Grüne wollen eigenständigen Islam unterstützen

Landesstiftung soll Einstellung von in Deutschland ausgebildeten Imamen ermöglichen

Die niedersächsischen Grünen fordern vom Land Niedersachsen, die niedersächsischen Moscheegemeinden dabei zu unterstützen, unabhängiger von den Herkunftsländern der bei uns lebenden Muslime zu werden. „Dass von der türkischen Religionsbehörde Imame in die DITIB-Moscheen in Deutschland entsandt werden, ist ein erhebliches Integrationsproblem“, meint Grünen-Landesvorsitzender Stefan Körner. „Die Imame sprechen oft zu wenig Deutsch und kennen Kultur und Situation im Land nicht. Die Anstellung bei der türkischen Religionsbehörde und der auf fünf Jahre begrenzte Einsatz in Deutschland halten sie abhängig von der Türkei. Sie können so nicht Leitfiguren für die bessere Integration von Menschen muslimischen Glaubens in unsere Gesellschaft und erst Recht nicht für eine europäische Auslegung des Islam sein“, so Körner.

Das Problem könne nur gelöst werden, wenn das Land die Moscheegemeinden dabei unterstütze, in Deutschland ausgebildete Imame einzustellen und unabhängig von ausländischer Hilfe zu werden. „Die Gemeinden leben ausschließlich von Spenden und können daraus kein eigenes Personal vollständig bezahlen. Wenn wir wollen, dass in den niedersächsischen Moscheen ein liberaler Islam gepredigt wird, müssen wir sie dabei unterstützen“, sagt Stefan Körner.
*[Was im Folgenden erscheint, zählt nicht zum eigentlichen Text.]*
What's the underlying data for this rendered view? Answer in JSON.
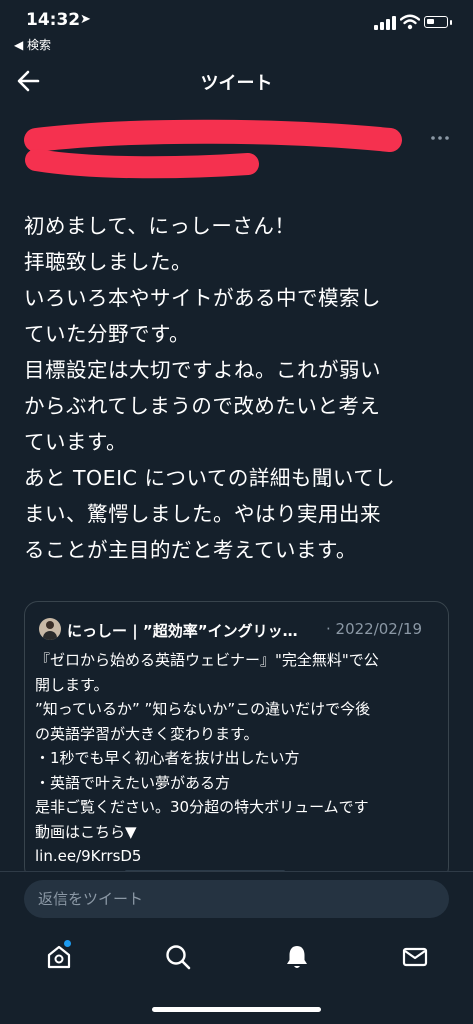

Die Mittel sollen nach dem Willen der Grünen aus einer neu zu gründenden Landesstiftung kommen, zu der das Land zunächst 500.000 € beisteuern soll. Über die Vergabe der Mittel, soll ein paritätisch mit Vertreterinnen und Vertretern des Landes und der muslimischen Gemeinden besetztes Gremium entscheiden. „So müssen sich beide Seiten darüber einig werden, wofür das Geld eingesetzt wird“, erklärt Stefan Körner. Es sei nötig, zu vertraglichen Vereinbarungen mit den muslimischen Organisationen zu kommen und dabei unter anderem den praktischen Teil der Imam-Ausbildung im Anschluss an das Hochschulstudium zu regeln. Den Vorschlag des niedersächsischen Wissenschaftsministers Thümler, Absolventinnen und Absolventen des Islam-Studiums einer deutschen Universität mit halber Stelle im Religionsunterricht an einer niedersächsischen Schule zu beschäftigen, damit sie mit der anderen halben Stelle als Imam tätig sein können, habe er mit Interesse aufgenommen. Er gehe in die richtige Richtung, greife aber zu kurz. “Wer Musliminnen und Muslime in Niedersachsen als wichtigen Bestandteil der Bevölkerung ernst nimmt und ihren Glauben als Bereicherung der Vielfalt unseres Landes sieht, der muss jetzt Nägel mit Köpfen machen!”